Show understanding of the insertion sort and bubble sort methods, including their operation, efficiency and typical use‑cases.
Insertion Sort
Insertion sort builds the final sorted list one element at a time. It is similar to the way many people sort a hand of playing cards.
Algorithm description
Assume the first element of the array is a sorted sub‑array of length 1.
Take the next element (the “key”) and compare it with elements in the sorted sub‑array moving from right to left.
Shift each larger element one position to the right.
Insert the key into the first position that is not larger than it.
Repeat steps 2‑4 for each element until the whole array is sorted.
Pseudocode
for i = 1 to n‑1
key = A[i]
j = i‑1
while j ≥ 0 and A[j] > key
A[j+1] = A[j]
j = j‑1
A[j+1] = key
Complexity analysis
Best case (already sorted): \$T_{\text{best}}(n) = \Theta(n)\$ – only one comparison per element.
Worst and average case: \$T{\text{worst}}(n) = T{\text{avg}}(n) = \Theta(n^{2})\$ comparisons and swaps.
Space complexity: \$O(1)\$ – sorting is performed in‑place.
Stability: stable (equal elements retain their original relative order).
When to use
Insertion sort is efficient for small data sets or nearly sorted arrays, and it is often used as the final stage of more complex algorithms (e.g., introsort).
Suggested diagram: Flowchart of the insertion sort process.
Bubble Sort
Bubble sort repeatedly steps through the list, compares adjacent elements and swaps them if they are in the wrong order. Each pass “bubbles” the largest unsorted element to its correct position at the end of the list.
Algorithm description
Set a flag swapped to true.
While swapped is true:
Set swapped = false.
Traverse the array from index 0 to n‑i‑2 (where i is the current pass number).
If the current element is greater than the next element, swap them and set swapped = true.
When a complete pass makes no swaps, the array is sorted.
Pseudocode
do
swapped = false
for i = 0 to n‑2
if A[i] > A[i+1]
swap A[i] and A[i+1]
swapped = true
while swapped
Complexity analysis
Best case (already sorted): \$T_{\text{best}}(n) = \Theta(n)\$ if the algorithm includes the early‑exit flag.
Worst and average case: \$T{\text{worst}}(n) = T{\text{avg}}(n) = \Theta(n^{2})\$ comparisons and swaps.
Space complexity: \$O(1)\$ – in‑place sorting.
Stability: stable, because swaps are only performed on adjacent elements.
When to use
Bubble sort is rarely used in practice due to its poor performance, but it is valuable for teaching basic sorting concepts and for situations where the data set is extremely small and simplicity is paramount.

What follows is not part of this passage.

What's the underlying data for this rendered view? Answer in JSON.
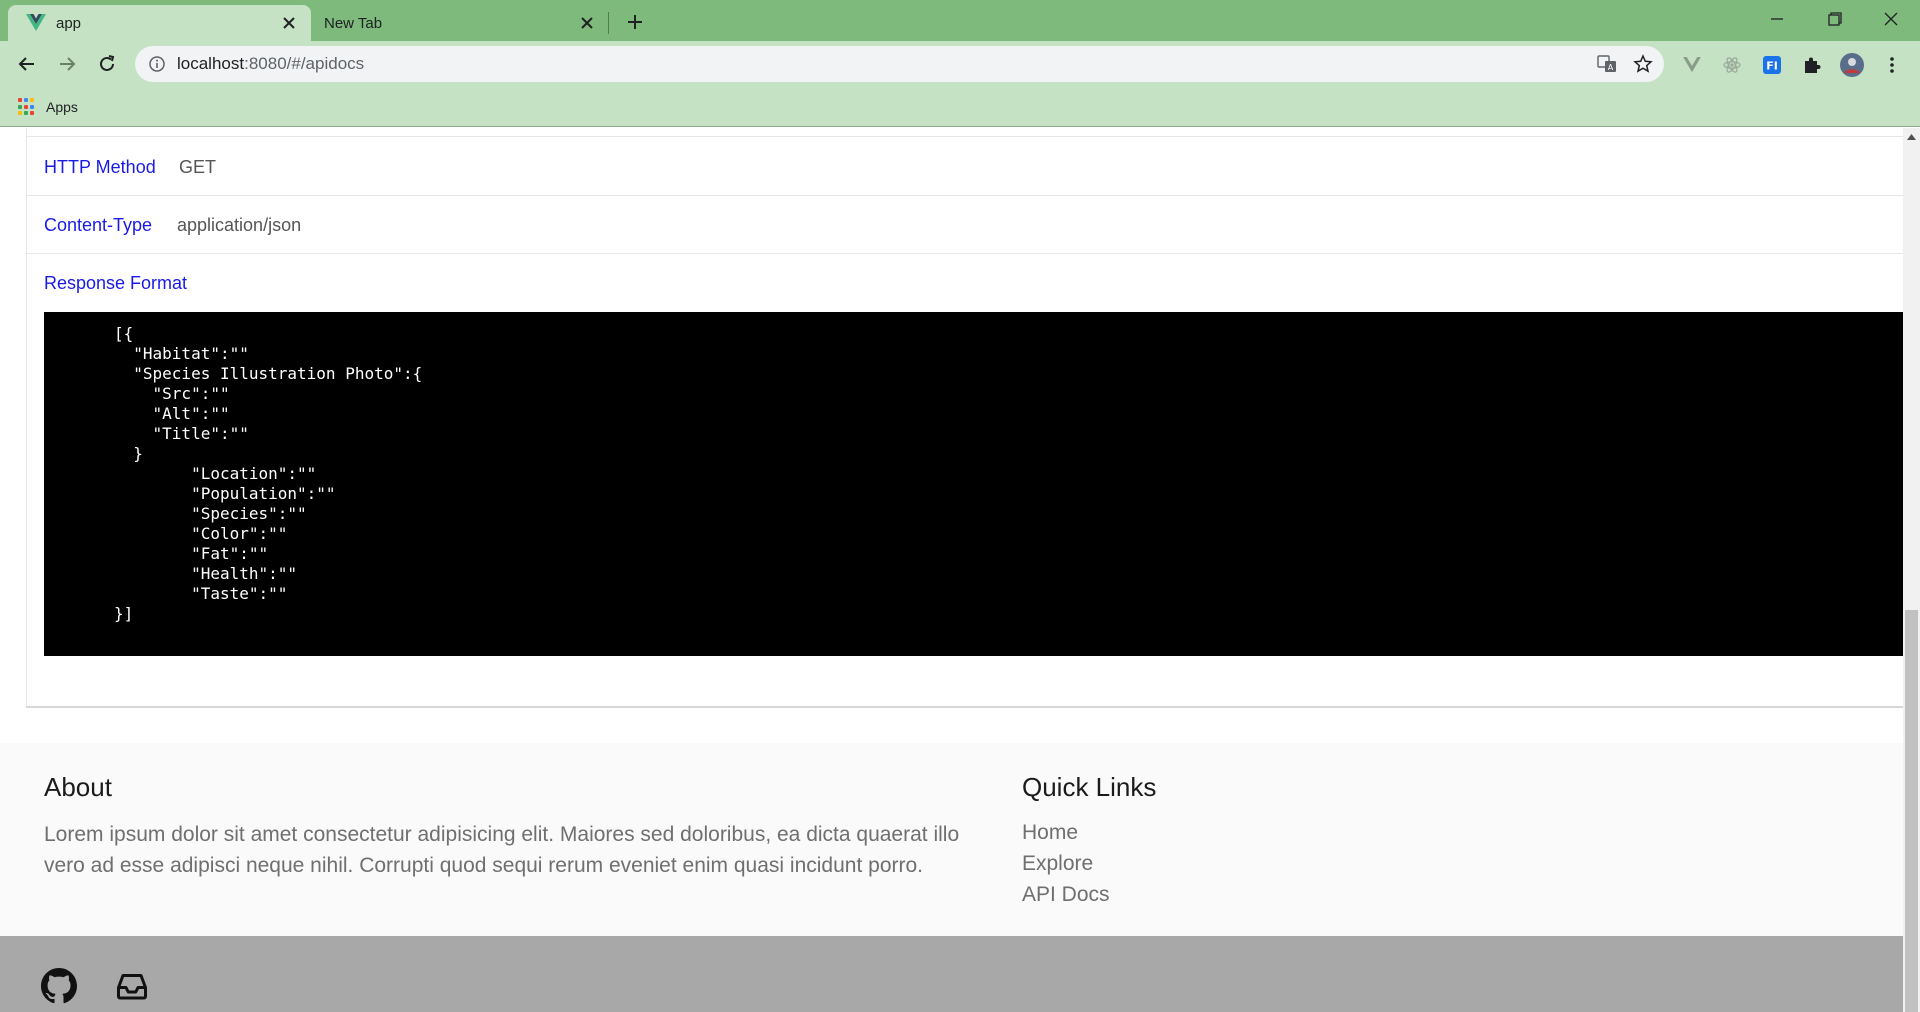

Suggested diagram: Illustration of elements “bubbling” to the top of the list after each pass.
Comparison of Insertion Sort and Bubble Sort
Aspect
Insertion Sort
Bubble Sort
Typical use‑case
Small or nearly sorted arrays; as a sub‑routine in hybrid algorithms.
Educational examples; very small data sets.
Best‑case time
\$\Theta(n)\$
\$\Theta(n)\$ (with early‑exit)
Average / worst‑case time
\$\Theta(n^{2})\$
\$\Theta(n^{2})\$
Space complexity
\$O(1)\$
\$O(1)\$
Stability
Stable
Stable
Number of swaps (worst case)
~\$\frac{n^{2}}{4}\$
~\$\frac{n^{2}}{2}\$
Key take‑aways
Both algorithms have \$O(n^{2})\$ worst‑case performance, but insertion sort generally performs fewer swaps.
Insertion sort adapts well to partially sorted data, making it more practical for real‑world small inputs.
Bubble sort’s simplicity makes it a good introductory example, though it is rarely chosen for production code.
Understanding these basic sorts provides a foundation for analysing more advanced algorithms such as merge sort and quicksort.